The experiment is detailed in a new report released last week by the Interior Department's Office of Inspector General (OIG).
The purpose of the report was to test the security of the Home Office's cloud infrastructure and its “Data Loss Prevention Solution,” software that protects the Home Office's most sensitive data from malicious hackers. The OIG said in its report that the experiment was conducted from March 2022 to June 2023.
The Department of the Interior manages the country's federal lands, national parks, multibillion-dollar budget, and hosts vast amounts of data in the cloud.
To test whether the Department of the Interior's cloud infrastructure was secure, the OIG used an online tool called Mockaroo to create fake personal data that “appeared to be useful for the Department of the Interior's security tools,” according to the report. That's what it means.

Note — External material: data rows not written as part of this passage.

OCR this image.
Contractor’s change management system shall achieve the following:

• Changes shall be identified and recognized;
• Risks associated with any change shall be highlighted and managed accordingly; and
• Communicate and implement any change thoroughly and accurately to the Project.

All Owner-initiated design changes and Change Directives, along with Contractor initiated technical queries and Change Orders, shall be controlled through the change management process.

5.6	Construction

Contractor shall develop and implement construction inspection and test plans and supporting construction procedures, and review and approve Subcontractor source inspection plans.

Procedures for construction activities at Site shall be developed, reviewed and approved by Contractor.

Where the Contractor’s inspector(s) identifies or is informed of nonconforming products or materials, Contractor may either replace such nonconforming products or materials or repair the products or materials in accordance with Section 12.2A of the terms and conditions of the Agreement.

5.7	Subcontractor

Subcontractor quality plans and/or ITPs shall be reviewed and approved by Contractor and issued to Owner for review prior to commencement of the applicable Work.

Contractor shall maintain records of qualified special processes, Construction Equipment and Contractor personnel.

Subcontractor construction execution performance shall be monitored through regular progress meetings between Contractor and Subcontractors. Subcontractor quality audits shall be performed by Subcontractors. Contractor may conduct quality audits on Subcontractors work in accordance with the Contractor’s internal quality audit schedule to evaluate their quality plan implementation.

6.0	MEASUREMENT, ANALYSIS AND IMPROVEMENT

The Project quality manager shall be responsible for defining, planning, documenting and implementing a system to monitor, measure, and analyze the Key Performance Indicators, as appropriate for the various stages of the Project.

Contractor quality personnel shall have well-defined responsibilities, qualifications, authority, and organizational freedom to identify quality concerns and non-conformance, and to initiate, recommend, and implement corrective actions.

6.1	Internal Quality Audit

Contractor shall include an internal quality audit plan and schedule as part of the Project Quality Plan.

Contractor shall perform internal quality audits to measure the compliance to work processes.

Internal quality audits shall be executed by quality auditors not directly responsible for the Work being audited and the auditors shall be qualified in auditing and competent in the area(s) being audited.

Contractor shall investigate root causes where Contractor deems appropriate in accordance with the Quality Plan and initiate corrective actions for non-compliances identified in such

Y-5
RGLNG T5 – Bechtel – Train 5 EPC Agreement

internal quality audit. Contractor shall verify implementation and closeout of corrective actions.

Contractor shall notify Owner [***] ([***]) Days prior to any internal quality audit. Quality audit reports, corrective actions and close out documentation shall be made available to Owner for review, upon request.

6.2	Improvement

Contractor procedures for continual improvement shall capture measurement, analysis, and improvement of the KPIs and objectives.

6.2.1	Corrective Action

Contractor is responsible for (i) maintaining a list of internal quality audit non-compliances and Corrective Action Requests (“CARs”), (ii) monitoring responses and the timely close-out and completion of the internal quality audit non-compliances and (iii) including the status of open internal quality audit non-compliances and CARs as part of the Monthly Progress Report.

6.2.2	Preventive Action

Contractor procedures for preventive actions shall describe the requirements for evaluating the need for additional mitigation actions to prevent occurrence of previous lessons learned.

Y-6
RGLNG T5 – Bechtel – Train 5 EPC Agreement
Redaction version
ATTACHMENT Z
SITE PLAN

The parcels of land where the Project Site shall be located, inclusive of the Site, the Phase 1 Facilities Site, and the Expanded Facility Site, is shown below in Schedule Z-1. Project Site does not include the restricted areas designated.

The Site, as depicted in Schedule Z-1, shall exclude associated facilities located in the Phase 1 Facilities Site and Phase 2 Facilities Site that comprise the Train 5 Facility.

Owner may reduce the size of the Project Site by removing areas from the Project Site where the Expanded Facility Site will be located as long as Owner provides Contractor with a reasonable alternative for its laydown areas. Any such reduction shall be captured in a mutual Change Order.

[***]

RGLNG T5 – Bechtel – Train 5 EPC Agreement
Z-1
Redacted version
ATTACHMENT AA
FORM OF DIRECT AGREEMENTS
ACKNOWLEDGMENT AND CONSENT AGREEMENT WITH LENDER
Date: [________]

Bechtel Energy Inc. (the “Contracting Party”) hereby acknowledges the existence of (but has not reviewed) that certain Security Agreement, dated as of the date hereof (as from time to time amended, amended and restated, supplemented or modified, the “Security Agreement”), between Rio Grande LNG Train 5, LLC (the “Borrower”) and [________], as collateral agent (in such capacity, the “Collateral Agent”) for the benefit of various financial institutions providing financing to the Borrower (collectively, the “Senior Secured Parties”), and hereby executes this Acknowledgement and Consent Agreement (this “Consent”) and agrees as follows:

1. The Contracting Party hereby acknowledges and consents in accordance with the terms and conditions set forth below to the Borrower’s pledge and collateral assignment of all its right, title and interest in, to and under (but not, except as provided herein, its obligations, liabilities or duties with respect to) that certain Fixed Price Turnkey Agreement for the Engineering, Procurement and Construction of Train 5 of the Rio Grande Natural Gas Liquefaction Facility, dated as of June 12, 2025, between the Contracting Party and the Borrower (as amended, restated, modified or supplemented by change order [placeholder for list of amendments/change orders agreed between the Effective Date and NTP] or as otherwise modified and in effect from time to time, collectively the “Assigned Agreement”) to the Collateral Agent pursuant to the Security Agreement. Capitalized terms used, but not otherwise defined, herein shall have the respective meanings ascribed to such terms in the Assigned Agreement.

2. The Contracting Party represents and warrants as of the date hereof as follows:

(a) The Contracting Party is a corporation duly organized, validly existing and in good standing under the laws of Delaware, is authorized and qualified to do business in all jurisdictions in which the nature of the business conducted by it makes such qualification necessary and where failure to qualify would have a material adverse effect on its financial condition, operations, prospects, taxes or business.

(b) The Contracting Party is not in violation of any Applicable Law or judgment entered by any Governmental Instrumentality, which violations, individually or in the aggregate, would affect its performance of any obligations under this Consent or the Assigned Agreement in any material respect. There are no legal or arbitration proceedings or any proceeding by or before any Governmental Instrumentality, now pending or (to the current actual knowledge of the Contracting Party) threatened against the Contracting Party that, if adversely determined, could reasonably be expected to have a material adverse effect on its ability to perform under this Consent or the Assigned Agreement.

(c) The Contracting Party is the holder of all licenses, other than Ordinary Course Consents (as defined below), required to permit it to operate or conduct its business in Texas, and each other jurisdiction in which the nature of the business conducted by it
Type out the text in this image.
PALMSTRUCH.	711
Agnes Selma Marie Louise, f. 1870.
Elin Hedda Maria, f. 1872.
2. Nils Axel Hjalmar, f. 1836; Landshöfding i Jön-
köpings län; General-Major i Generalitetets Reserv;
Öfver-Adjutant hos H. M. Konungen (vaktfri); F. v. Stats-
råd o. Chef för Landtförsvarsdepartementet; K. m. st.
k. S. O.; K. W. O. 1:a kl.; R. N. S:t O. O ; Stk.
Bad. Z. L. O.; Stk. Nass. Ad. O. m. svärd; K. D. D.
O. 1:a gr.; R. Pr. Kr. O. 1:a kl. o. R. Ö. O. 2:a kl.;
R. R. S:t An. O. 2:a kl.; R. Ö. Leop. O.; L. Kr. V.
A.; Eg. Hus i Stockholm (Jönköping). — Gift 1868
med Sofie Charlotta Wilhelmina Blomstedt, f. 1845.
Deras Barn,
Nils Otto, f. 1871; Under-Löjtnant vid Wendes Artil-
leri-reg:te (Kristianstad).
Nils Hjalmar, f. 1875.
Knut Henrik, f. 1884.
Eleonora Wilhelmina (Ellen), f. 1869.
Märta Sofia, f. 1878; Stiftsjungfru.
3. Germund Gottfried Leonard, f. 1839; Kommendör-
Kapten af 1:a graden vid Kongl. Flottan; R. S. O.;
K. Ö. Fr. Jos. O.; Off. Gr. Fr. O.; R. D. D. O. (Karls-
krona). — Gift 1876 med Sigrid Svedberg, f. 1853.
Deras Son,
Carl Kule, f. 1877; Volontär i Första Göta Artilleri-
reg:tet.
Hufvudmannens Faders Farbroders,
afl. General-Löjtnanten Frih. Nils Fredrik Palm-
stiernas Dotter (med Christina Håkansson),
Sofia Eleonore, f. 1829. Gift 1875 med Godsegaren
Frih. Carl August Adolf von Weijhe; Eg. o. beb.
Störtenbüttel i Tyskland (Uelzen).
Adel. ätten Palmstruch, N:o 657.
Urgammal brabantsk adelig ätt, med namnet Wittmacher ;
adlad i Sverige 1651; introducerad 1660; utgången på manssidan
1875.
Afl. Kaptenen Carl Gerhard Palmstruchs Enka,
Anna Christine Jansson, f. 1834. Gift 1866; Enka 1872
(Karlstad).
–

The OIG team then used virtual machines in the department's cloud environment to imitate “advanced threat actors” within the network, and then used “well-known and widely documented techniques” to steal the data. I stole it.
“We left the virtual machines intact and did not install any tools, software, or malware that would have made it easier to extract data from the target systems,” the report said.
The OIG said it conducted more than 100 tests a week while monitoring the department's “computer log and incident tracking system” in real time, and none of the tests were detected or prevented by the department's cybersecurity defenses. Ta.
The OIG's report states that “our tests were not successful because the department failed to implement security measures that could prevent or detect the well-known and widely used techniques used by malicious actors to steal sensitive data.” “I did,” he said. “Over the years that the system has been hosted in the cloud, the department has never conducted the necessary regular testing of system controls to protect sensitive data from unauthorized access.”
That's bad news. Weaknesses in the department’s systems and practices “lead to high secrecy.” [personal information] “Tens of thousands of federal employees are at risk of unauthorized access,” the report said. The OIG also said that while it may be impossible to prevent a “resource-rich adversary” from infiltrating, some improvements could prevent that adversary from exfiltrating sensitive data. I also admitted that.
This experimental “data breach” was conducted in an environment controlled by the OIG and was not carried out by sophisticated government hacking groups in China or Russia. This will give the Home Office an opportunity to improve its systems and defenses in accordance with a series of recommendations set out in the report.
Last year, the Interior Department's OIG built $15,000 worth of custom password-cracking equipment as part of stress testing the passwords of thousands of Interior Department employees.